Parsley, Mint and Cucumber Salad with Preserved Lemon
A staple of Moroccan
and Middle Eastern cooking, commercially available preserved lemons are sold at Middle Eastern markets. If you prefer to preserve your own lemons, try Jerry Traunfeld's recipe (see below), which will keep for about six months once refrigerated. But plan ahead as these need about eight days to ready. The salad
will keep, covered, in the refrigerator for up to one day.
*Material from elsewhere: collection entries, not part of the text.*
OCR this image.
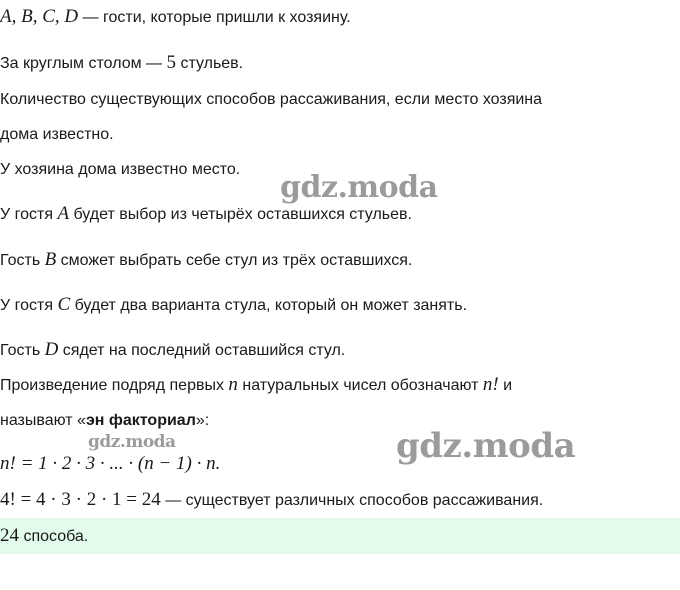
A, B, C, D — гости, которые пришли к хозяину.
За круглым столом — 5 стульев.
Количество существующих способов рассаживания, если место хозяина
дома известно.
У хозяина дома известно место.
У гостя A будет выбор из четырёх оставшихся стульев.
Гость B сможет выбрать себе стул из трёх оставшихся.
У гостя C будет два варианта стула, который он может занять.
Гость D сядет на последний оставшийся стул.
Произведение подряд первых n натуральных чисел обозначают n! и
называют «эн факториал»:
n! = 1 · 2 · 3 · ... · (n − 1) · n.
4! = 4 · 3 · 2 · 1 = 24 — существует различных способов рассаживания.
24 способа.
gdz.moda
gdz.moda	gdz.moda
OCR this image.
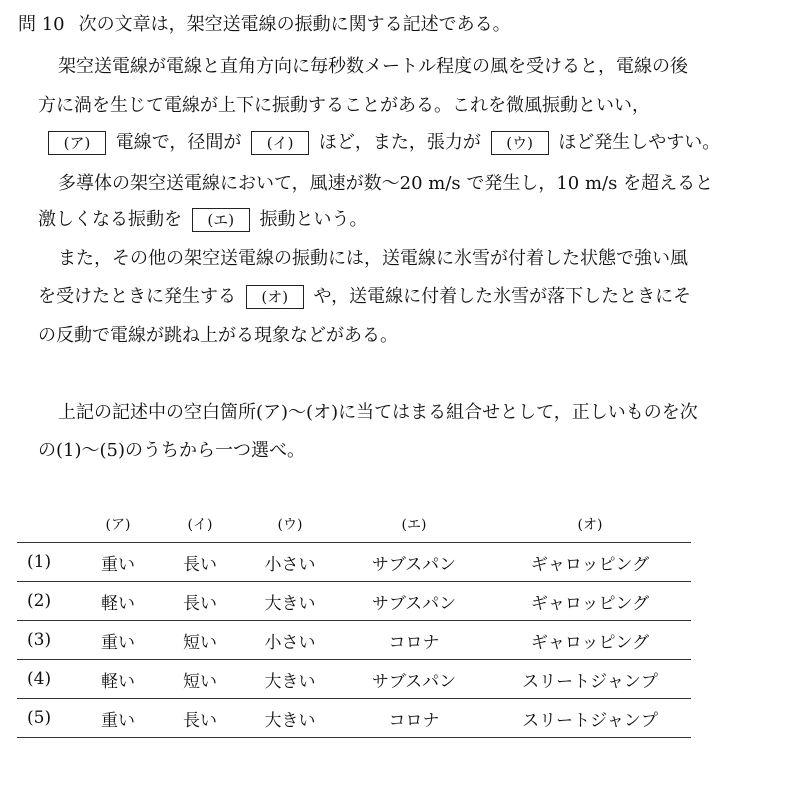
問 10 次の文章は，架空送電線の振動に関する記述である。
架空送電線が電線と直角方向に毎秒数メートル程度の風を受けると，電線の後
方に渦を生じて電線が上下に振動することがある。これを微風振動といい，
(ア) 電線で，径間が (イ) ほど，また，張力が (ウ) ほど発生しやすい。
多導体の架空送電線において，風速が数〜20 m/s で発生し，10 m/s を超えると
激しくなる振動を (エ) 振動という。
また，その他の架空送電線の振動には，送電線に氷雪が付着した状態で強い風
を受けたときに発生する (オ) や，送電線に付着した氷雪が落下したときにそ
の反動で電線が跳ね上がる現象などがある。
上記の記述中の空白箇所(ア)〜(オ)に当てはまる組合せとして，正しいものを次
の(1)〜(5)のうちから一つ選べ。
	(ア)	(イ)	(ウ)	(エ)	(オ)
(1)	重い	長い	小さい	サブスパン	ギャロッピング
(2)	軽い	長い	大きい	サブスパン	ギャロッピング
(3)	重い	短い	小さい	コロナ	ギャロッピング
(4)	軽い	短い	大きい	サブスパン	スリートジャンプ
(5)	重い	長い	大きい	コロナ	スリートジャンプ
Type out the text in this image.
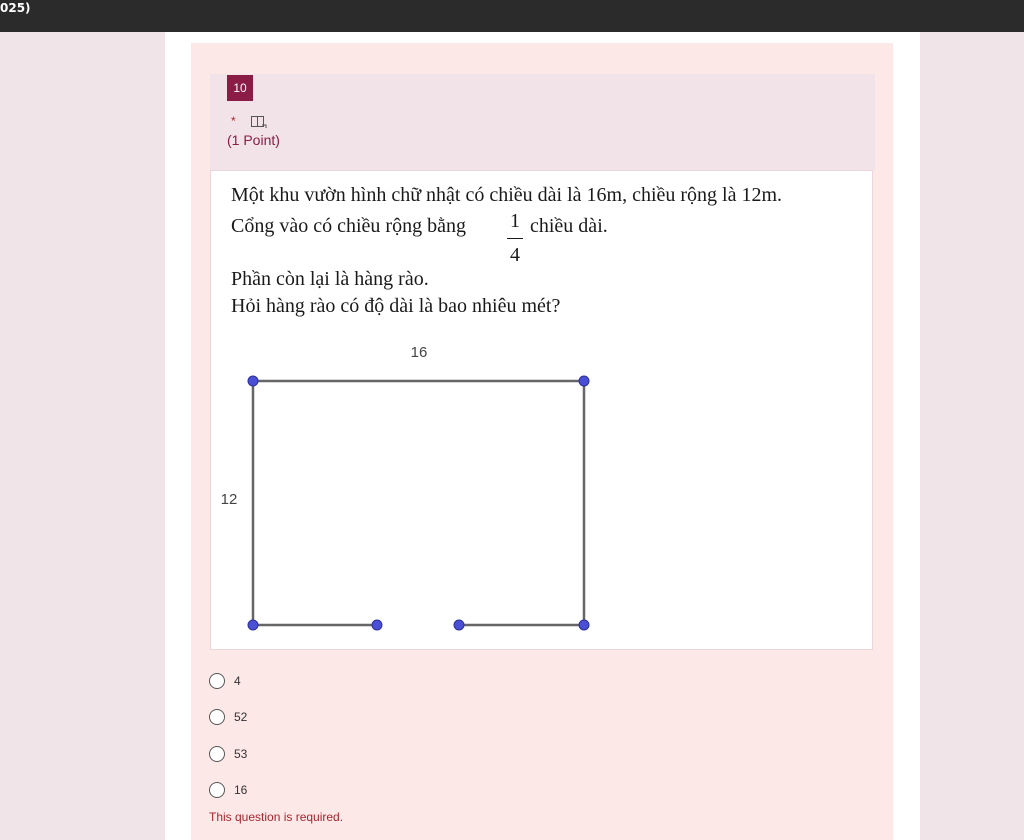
025)
10
*
(1 Point)
Một khu vườn hình chữ nhật có chiều dài là 16m, chiều rộng là 12m.
Cổng vào có chiều rộng bằng	1
4
chiều dài.
Phần còn lại là hàng rào.
Hỏi hàng rào có độ dài là bao nhiêu mét?
16
12
4
52
53
16
This question is required.
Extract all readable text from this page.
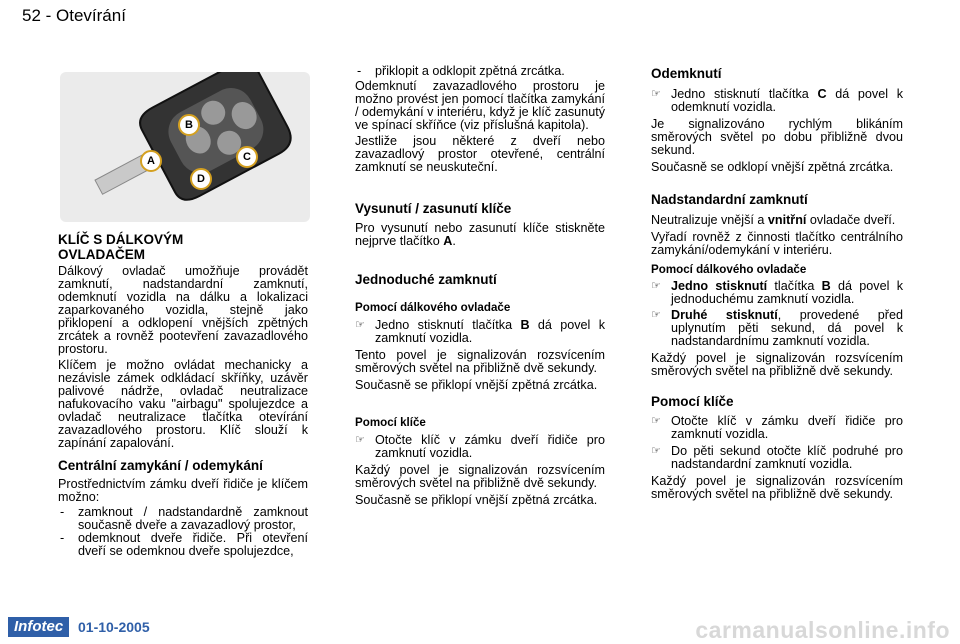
52 - Otevírání
A
B
C
D
KLÍČ S DÁLKOVÝM OVLADAČEM

Dálkový ovladač umožňuje provádět zamknutí, nadstandardní zamknutí, odemknutí vozidla na dálku a lokalizaci zaparkovaného vozidla, stejně jako přiklopení a odklopení vnějších zpětných zrcátek a rovněž pootevření zavazadlového prostoru.

Klíčem je možno ovládat mechanicky a nezávisle zámek odkládací skříňky, uzávěr palivové nádrže, ovladač neutralizace nafukovacího vaku "airbagu" spolujezdce a ovladač neutralizace tlačítka otevírání zavazadlového prostoru. Klíč slouží k zapínání zapalování.

Centrální zamykání / odemykání

Prostřednictvím zámku dveří řidiče je klíčem možno:

- zamknout / nadstandardně zamknout současně dveře a zavazadlový prostor,

- odemknout dveře řidiče. Při otevření dveří se odemknou dveře spolujezdce,

- přiklopit a odklopit zpětná zrcátka.

Odemknutí zavazadlového prostoru je možno provést jen pomocí tlačítka zamykání / odemykání v interiéru, když je klíč zasunutý ve spínací skříňce (viz příslušná kapitola).

Jestliže jsou některé z dveří nebo zavazadlový prostor otevřené, centrální zamknutí se neuskuteční.

Vysunutí / zasunutí klíče

Pro vysunutí nebo zasunutí klíče stiskněte nejprve tlačítko A.

Jednoduché zamknutí
Pomocí dálkového ovladače

☞ Jedno stisknutí tlačítka B dá povel k zamknutí vozidla.

Tento povel je signalizován rozsvícením směrových světel na přibližně dvě sekundy.

Současně se přiklopí vnější zpětná zrcátka.

Pomocí klíče

☞ Otočte klíč v zámku dveří řidiče pro zamknutí vozidla.

Každý povel je signalizován rozsvícením směrových světel na přibližně dvě sekundy.

Současně se přiklopí vnější zpětná zrcátka.

Odemknutí

☞ Jedno stisknutí tlačítka C dá povel k odemknutí vozidla.

Je signalizováno rychlým blikáním směrových světel po dobu přibližně dvou sekund.

Současně se odklopí vnější zpětná zrcátka.

Nadstandardní zamknutí

Neutralizuje vnější a vnitřní ovladače dveří.

Vyřadí rovněž z činnosti tlačítko centrálního zamykání/odemykání v interiéru.

Pomocí dálkového ovladače

☞ Jedno stisknutí tlačítka B dá povel k jednoduchému zamknutí vozidla.

☞ Druhé stisknutí, provedené před uplynutím pěti sekund, dá povel k nadstandardnímu zamknutí vozidla.

Každý povel je signalizován rozsvícením směrových světel na přibližně dvě sekundy.

Pomocí klíče

☞ Otočte klíč v zámku dveří řidiče pro zamknutí vozidla.

☞ Do pěti sekund otočte klíč podruhé pro nadstandardní zamknutí vozidla.

Každý povel je signalizován rozsvícením směrových světel na přibližně dvě sekundy.

Infotec	01-10-2005	carmanualsonline.info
- ¼ cup thinly sliced, commercially preserved lemons
- 1 clove garlic, minced
- 2 Tbs. fruity extra virgin olive oil
- ½ cup coarsely chopped fresh spearmint
- 2 cups lightly packed Italian parsley leaves, stems removed, washed and spun dry
- 1 medium-sized cucumber, peeled, seeded and cut in ¼-inch dice
- Freshly ground black pepper to taste
- 4 large lemons, preferably organically grown
- ½ cup coarse kosher salt
- 2 to 3 cups freshly squeezed lemon juice
To make Preserved Lemons:
1. Wash and quarter lemons. Using tip of paring knife, remove any visible seeds. Sprinkle 2 tablespoons salt in 1-quart, wide-mouth canning jar.
2. Drop 4 lemon quarters in jar, and sprinkle with another 2 tablespoons salt. Continue to layer lemons and salt in jar. Pour in enough lemon juice to fill jar. Screw on lid, shake and, if necessary, top off jar with more lemon juice.
3. Leave jar at room temperature for about 6 to 8 days, shaking it daily, or until peel softens and pith turns from white to pale yellow throughout.
To make Salad:
4. Stir together preserved lemon, garlic, olive oil and mint in mixing bowl.
5. Add spearmint, parsley leaves and cucumber to bowl, season generously with black pepper and toss well. Serve salad chilled or at room temperature.